The old Leprechaun offers up challenges to Marathon

Marathon Gold (MOZ-T) and Mountain Lake Resources (MOA-V) had to fight through some heritage issues at the Leprechaun deposit in Newfoundland, but its latest resource update outlines a resilient deposit.

Leprechaun is part of the Valentine Lake property and while Marathon is the operator, the project is held as a 50/50 joint venture between the two companies.

The resource estimate boosted measured and indicated resources by 53% to 6.4 million tonnes grading 2.05 grams gold for 424,000 oz. while inferred resources were up 7% to 5.7 million tonnes grading 1.65 grams gold for 305,000 oz of gold.

The increase in ounces would have been significantly more, however, if the company didn’t have to report a decrease in average grade. The previous estimate had measured and indicated resources averaging 2.62 grams gold and inferred resources averaging 2.01 grams gold per tonne.

That drop in grade is directly attributable to the heritage issues mentioned earlier.

Phillip Walford, Marathon’s president and chief executive, says inconsistencies in the historic results were likely the result of the previous operators trying to outline a high-grade underground deposit. In contrast, Marathon is outlining a project that it believes will initially be mined as an open pit.

“We don’t know what happened exactly,” Waldorf says. “We took the other half of the core that was left and did our own sampling and when you added up all the metal there was less metal.”

He says the difference in assay results were quite consistent which points to the possibility that previous operators took only the best looking core and sent it for sampling. The fact that there is a fair amount of visible gold in the deposit also argues for such a thesis.

But Walford doesn’t anticipate ever knowing with 100% certainty what happened, as the project had a 30 year history before Marathon arrived, with many different people passing through its exploration hut.

“We don’t know who they were,” he says of whoever was responsible for reporting higher gold content in the core than what Marathon has found.

The historic holes were largely drilled by BP back in the 1980s and Richmont Mines (RIC-T) when it was the operator at the project from 2003 until 2009. Mountain Lake had been partnered with Richmont and acquired a 100% stake in the project in 2009 by paying Richmont 2.5 million shares, $3 million in cash and by agreeing to spend $1 million on exploration.

And issues with the historic work weren’t just limited to unreliable assay results. There were also surveying errors which became obvious when new holes were drilled near historic ones.

But it was the lower metal grades that were the chief concern. In all, the company had to remove 22 historic drill holes from the database — holes that otherwise could have gone into proving up a heftier resource.

The decline in overall grade can also be attributed to a more conservative top cut in the main zone of 30 grams per tonne compared to the 76 grams per tonne which was used in the 2011 estimate.
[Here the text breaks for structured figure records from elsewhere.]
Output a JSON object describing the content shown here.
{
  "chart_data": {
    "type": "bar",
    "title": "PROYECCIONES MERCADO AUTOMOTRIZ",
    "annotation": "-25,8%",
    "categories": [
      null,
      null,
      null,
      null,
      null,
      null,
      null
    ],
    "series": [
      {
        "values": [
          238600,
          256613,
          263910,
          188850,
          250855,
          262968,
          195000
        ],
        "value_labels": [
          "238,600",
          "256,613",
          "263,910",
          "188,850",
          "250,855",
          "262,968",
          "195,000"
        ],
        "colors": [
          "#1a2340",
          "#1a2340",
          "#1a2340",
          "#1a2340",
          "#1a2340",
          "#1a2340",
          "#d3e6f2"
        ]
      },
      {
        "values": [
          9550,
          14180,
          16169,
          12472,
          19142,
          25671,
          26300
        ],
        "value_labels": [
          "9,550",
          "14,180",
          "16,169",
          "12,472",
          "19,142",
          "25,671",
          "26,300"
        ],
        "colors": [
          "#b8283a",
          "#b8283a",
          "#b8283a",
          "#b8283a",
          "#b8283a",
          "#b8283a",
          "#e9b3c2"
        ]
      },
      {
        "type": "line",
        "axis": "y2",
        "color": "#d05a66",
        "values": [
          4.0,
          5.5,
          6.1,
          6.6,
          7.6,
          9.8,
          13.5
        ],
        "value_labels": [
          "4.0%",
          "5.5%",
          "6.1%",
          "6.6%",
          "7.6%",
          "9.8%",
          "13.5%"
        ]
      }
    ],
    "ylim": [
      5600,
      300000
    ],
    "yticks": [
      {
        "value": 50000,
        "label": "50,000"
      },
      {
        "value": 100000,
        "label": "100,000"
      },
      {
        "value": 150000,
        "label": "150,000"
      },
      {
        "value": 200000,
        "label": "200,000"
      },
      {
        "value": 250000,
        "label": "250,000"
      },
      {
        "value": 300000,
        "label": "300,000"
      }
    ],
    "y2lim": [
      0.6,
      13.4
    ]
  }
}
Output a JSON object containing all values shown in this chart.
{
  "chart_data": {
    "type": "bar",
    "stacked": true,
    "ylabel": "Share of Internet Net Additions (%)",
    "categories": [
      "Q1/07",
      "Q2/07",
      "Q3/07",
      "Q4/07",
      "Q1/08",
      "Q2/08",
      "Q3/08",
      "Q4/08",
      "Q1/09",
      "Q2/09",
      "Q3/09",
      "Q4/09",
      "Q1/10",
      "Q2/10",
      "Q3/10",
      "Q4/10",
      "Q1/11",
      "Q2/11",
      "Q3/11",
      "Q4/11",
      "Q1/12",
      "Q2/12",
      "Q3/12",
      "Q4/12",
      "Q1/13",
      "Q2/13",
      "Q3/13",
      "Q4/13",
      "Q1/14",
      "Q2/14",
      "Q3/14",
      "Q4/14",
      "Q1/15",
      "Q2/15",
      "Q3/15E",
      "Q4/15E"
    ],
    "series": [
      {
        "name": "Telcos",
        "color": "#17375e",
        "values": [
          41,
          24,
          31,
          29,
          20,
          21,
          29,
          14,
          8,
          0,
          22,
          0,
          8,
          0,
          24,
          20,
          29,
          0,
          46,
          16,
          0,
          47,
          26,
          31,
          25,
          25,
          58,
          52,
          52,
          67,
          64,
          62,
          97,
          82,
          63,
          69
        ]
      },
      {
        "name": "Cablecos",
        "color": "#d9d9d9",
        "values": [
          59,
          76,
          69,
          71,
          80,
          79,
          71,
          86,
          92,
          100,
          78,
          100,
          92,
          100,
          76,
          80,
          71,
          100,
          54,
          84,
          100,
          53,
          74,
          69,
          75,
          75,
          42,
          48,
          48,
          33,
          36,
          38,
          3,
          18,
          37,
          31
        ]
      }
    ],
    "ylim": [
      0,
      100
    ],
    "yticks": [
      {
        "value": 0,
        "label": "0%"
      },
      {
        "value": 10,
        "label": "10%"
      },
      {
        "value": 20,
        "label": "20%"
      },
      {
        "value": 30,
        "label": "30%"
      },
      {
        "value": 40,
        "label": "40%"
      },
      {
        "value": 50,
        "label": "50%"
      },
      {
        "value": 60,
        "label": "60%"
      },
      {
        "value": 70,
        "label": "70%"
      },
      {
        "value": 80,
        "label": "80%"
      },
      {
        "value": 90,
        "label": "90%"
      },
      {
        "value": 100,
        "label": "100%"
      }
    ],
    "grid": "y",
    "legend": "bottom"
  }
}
To make up for shoddy work done by the historic operators, Marathon began replacing the old drill holes in late 2011 and has a 40,000 meter drilling program outlined for 2012.

Walford says the challenges haven’t dented the company’s bullishness on the project and it still plans to push ahead with the program. To date it has completed roughly 13,000 metres of the 40,000 metres planned.

“The increase in ounces and tonnage in the resource update came in spite of taking those holes out,” he says. “So we’re pretty enthusiastic. I think you’ll see over the next while that we’re back on track and focusing on high grade.”

Walford also said that the company is currently drilling beyond the old resources, and results on the new zones are pending.

In Toronto on March 29 Marathon shares were off 2% or 2¢ to 77¢ on 57,000 shares traded while Mountain Lake shares were up 9% or 3¢ to 35¢ on 45,000 shares traded.